Katharina Hagena - Le Goût des pépins de pomme

 Le titre est plaisant, suggestif. La couverture épatante, appétante : j’aime les planches botaniques, et celle-ci est particulièrement jolie : rameau fleuri, fruit (cox orange ? boskop ?), coupe transversale, coupe longitudinale, et les pépins, bien nets, dans leur loge étoilée, dans leurs loges jumelles, ou tout seuls sur la planche, graines modestes, sources de saveur, promesse de renaissance. J’ai cru un moment que l’éditeur était Phébus, il y a des couvertures de ce genre pour André Dhôtel me semble-t-il, mais non : c’est Anne Carrière, dont j’ai ainsi découvert  l’existence.

Dès la première page, les fruits du verger familial entrent en résonance étroite avec la vie des habitants. Les groseilles rouges sont devenues à tout jamais blanches à la mort d’Anna, on en fait une gelée de larmes. Et puis il y a le grand pommier au cœur du verger, qui a pu fleurir ou défleurir, ou porter brusquement une moisson de fruits, au fil des heurs et des malheurs de la famille. Iris est la dernière rejetonne d’une lignée de femmes : Bertha, la grand-mère récemment décédée, toujours plus égarée au fil du temps, et ses trois filles devenues ses « mères », Inga, Harriet et Christa, avec leurs drames et leurs tourments intimes. Restée seule dans un hors-temps de sa vie de bibliothécaire célibataire, Iris explore la maison désertée et ses aîtres, dont elle est l’héritière, sur les traces du passé familial et de son propre passé. C’est elle la narratrice, comme elle est aussi le témoin partiel des drames et des secrets de la famille, que son séjour dans la maison va lui permettre d’explorer, de retrouver, de racheter. Et puis il y a Max, dernier témoin de leur enfance et de leur adolescence, resté sur place par fidélité au bourg, à son « lac noir, [ses] forêts de bouleaux, [son] écluse et [ses] nuages au-dessus des pâturages gorgés de pluie ». Max, qui est avoué, et justement chargé de la succession de la famille, et qui voit sans cesse surgir au cœur de sa solitude Iris en ses très excentriques équipées hors de la maison - contrepoint sentimental et souvent humoristique à la gravité du propos, à la réflexion qu’il offre sur la mémoire et son absence, sur la transmission.

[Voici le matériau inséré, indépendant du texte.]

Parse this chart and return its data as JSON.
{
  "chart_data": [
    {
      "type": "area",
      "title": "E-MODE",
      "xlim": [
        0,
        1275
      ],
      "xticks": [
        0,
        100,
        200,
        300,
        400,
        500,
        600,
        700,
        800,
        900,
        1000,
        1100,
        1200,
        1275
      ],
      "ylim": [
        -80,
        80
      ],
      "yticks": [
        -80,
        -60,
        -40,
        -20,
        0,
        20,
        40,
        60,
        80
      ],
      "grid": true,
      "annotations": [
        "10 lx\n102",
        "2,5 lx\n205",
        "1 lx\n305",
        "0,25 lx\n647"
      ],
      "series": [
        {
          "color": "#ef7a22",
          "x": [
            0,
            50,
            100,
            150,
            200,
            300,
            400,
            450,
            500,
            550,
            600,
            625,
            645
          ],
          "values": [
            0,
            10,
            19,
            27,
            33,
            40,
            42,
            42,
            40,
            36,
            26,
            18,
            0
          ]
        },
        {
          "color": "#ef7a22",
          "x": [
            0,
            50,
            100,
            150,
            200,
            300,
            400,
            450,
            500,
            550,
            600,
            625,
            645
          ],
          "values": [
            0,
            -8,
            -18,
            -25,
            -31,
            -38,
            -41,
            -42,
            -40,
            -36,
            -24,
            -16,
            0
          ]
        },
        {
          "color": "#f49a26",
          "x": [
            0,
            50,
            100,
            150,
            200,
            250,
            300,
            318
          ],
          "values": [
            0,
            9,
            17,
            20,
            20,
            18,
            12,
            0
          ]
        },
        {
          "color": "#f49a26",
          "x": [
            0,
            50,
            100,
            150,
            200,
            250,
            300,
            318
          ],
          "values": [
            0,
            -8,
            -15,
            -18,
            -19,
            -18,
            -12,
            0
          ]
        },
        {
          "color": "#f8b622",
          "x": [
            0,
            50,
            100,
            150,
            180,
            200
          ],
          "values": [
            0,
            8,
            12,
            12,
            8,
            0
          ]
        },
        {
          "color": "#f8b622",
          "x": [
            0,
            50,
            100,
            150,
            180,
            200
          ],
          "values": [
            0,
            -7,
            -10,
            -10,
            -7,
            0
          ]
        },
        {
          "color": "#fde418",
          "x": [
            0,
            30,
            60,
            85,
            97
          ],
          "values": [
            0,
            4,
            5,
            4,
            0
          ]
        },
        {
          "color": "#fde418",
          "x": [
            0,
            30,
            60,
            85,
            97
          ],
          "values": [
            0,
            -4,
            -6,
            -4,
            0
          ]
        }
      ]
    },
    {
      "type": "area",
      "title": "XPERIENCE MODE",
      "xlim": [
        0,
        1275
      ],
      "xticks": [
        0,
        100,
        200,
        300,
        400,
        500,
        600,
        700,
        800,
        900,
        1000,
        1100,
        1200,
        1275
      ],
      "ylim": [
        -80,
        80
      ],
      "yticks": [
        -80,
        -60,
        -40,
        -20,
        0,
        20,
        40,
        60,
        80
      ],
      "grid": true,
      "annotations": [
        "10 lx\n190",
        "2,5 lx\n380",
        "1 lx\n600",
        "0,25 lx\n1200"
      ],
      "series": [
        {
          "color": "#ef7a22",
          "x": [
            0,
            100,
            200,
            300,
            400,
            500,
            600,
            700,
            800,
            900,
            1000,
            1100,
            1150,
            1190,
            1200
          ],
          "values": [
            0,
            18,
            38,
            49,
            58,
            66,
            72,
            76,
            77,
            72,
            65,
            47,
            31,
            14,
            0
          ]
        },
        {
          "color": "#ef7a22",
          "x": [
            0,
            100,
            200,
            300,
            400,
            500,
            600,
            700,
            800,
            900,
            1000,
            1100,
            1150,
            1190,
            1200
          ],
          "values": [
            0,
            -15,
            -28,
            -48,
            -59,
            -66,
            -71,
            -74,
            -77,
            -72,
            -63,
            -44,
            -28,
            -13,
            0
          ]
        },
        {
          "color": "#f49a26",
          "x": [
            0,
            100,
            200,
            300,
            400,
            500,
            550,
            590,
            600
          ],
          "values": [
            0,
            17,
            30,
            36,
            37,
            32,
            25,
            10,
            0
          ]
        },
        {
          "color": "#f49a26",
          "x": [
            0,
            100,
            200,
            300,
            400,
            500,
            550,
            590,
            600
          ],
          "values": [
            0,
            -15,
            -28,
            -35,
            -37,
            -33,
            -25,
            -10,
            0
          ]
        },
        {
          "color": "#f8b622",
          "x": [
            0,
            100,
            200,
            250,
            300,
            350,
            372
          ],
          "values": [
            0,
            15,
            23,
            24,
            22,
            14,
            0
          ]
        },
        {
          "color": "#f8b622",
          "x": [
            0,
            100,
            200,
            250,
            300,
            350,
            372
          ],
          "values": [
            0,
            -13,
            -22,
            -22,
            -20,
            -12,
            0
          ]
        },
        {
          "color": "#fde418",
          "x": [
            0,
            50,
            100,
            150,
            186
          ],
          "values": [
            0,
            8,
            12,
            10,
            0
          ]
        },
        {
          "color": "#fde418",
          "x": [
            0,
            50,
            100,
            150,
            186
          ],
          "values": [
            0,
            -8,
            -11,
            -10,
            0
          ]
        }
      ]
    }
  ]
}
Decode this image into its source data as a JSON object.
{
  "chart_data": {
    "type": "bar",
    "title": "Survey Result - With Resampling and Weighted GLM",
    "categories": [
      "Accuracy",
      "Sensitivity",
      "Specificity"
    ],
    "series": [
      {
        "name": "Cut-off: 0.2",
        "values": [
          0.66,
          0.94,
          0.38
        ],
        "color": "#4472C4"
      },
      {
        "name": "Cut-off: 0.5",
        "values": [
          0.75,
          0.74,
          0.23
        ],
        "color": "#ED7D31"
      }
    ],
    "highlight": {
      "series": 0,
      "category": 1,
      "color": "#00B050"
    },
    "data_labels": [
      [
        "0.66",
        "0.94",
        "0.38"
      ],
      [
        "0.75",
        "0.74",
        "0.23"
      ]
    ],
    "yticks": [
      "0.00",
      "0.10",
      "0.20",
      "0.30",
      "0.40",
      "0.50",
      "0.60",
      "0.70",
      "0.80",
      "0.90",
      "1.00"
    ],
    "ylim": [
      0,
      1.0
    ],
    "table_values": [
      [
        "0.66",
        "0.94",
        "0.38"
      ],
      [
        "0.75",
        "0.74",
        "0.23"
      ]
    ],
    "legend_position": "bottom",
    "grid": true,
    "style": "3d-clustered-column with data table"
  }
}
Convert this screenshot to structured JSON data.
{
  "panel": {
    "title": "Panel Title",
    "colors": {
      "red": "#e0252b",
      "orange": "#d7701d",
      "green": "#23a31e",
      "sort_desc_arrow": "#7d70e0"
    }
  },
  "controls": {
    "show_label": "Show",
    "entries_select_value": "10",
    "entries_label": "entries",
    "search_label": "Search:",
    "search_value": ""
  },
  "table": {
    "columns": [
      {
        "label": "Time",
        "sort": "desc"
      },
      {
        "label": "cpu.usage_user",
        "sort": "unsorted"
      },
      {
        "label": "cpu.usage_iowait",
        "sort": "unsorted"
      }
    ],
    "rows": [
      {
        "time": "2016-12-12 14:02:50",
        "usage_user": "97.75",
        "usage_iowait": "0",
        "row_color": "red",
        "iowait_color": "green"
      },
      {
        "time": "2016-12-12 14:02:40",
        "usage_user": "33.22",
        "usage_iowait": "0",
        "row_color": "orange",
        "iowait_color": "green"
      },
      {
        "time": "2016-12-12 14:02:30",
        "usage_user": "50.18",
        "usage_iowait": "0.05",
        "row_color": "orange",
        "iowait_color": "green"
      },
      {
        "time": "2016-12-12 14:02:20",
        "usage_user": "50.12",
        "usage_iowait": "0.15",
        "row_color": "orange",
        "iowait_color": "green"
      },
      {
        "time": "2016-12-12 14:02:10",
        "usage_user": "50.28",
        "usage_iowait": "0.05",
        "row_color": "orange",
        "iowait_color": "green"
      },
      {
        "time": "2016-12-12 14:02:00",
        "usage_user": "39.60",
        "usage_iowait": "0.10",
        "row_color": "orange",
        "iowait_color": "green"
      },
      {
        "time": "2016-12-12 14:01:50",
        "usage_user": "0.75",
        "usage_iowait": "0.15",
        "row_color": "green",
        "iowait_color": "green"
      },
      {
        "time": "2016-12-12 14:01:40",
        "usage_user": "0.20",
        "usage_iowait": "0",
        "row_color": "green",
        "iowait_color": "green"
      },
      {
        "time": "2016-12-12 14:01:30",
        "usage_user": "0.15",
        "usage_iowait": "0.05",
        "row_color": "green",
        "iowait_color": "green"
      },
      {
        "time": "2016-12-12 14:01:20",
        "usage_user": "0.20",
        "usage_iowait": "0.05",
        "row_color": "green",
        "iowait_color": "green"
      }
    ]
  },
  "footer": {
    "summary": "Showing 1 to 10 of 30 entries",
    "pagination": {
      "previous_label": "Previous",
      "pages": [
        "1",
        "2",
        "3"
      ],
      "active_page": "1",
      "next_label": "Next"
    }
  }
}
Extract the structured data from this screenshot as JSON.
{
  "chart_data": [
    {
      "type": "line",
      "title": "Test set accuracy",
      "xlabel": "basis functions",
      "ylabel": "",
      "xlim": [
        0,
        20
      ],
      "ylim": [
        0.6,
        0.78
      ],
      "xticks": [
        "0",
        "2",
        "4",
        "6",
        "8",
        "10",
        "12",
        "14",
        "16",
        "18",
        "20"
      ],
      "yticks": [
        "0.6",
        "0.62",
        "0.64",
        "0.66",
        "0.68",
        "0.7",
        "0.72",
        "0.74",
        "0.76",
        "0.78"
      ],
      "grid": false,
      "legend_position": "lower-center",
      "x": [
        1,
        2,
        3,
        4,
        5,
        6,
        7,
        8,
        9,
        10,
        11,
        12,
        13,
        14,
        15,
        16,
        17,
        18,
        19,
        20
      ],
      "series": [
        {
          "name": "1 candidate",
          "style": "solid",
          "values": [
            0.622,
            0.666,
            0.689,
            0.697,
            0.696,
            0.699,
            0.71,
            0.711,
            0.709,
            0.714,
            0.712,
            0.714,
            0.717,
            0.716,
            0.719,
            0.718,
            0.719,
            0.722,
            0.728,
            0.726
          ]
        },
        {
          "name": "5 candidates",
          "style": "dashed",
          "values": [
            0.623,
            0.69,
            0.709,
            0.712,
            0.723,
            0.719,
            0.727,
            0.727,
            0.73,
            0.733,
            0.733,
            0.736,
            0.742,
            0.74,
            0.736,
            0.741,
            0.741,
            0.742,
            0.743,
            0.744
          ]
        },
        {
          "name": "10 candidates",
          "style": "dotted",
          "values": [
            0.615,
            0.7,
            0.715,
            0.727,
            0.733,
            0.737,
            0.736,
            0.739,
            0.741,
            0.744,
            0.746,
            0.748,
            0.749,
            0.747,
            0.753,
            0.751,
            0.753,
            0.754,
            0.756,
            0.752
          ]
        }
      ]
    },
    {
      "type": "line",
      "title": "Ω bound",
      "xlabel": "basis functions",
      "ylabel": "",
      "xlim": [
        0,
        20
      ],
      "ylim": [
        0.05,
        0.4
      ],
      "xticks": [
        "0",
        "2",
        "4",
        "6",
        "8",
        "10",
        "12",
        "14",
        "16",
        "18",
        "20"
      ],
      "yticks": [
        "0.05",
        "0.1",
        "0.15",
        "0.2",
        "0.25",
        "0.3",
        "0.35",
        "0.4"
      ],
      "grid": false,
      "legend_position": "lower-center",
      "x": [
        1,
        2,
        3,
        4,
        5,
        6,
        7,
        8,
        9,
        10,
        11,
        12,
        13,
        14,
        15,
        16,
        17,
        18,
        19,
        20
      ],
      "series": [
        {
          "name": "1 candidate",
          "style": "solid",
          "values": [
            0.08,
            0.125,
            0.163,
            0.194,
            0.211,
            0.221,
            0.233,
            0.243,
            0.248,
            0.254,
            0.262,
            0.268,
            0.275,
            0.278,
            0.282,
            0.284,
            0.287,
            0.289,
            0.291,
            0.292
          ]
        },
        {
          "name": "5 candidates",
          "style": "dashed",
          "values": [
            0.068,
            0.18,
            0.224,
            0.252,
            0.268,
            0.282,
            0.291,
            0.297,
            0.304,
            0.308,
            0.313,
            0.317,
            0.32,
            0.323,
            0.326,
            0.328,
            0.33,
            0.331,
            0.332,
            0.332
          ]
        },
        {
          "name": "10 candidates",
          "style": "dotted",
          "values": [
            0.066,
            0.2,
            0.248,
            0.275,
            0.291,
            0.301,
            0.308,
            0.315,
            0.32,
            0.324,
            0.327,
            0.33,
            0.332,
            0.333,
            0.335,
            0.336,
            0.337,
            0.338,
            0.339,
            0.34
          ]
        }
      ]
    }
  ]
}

C’est un joli roman, une histoire sombre et sobre, teintée étrangement d’une aura de magie presque latino-américaine.

C’est Sylviane, à la librairie Martelle, qui me l’a conseillé comme livre à offrir. Après quoi, appâtée, je l’ai emprunté à Virginie, et je l’ai  lu. En cet automne fécond, si vous aimez les livres, les travaux du jardin, et les conserves et concoctions d’avant l’hiver, laissez-vous séduire et suivez Iris, ses robes du soir, sa bicyclette et ses fantômes sur ses chemins semés de pépins de pommes.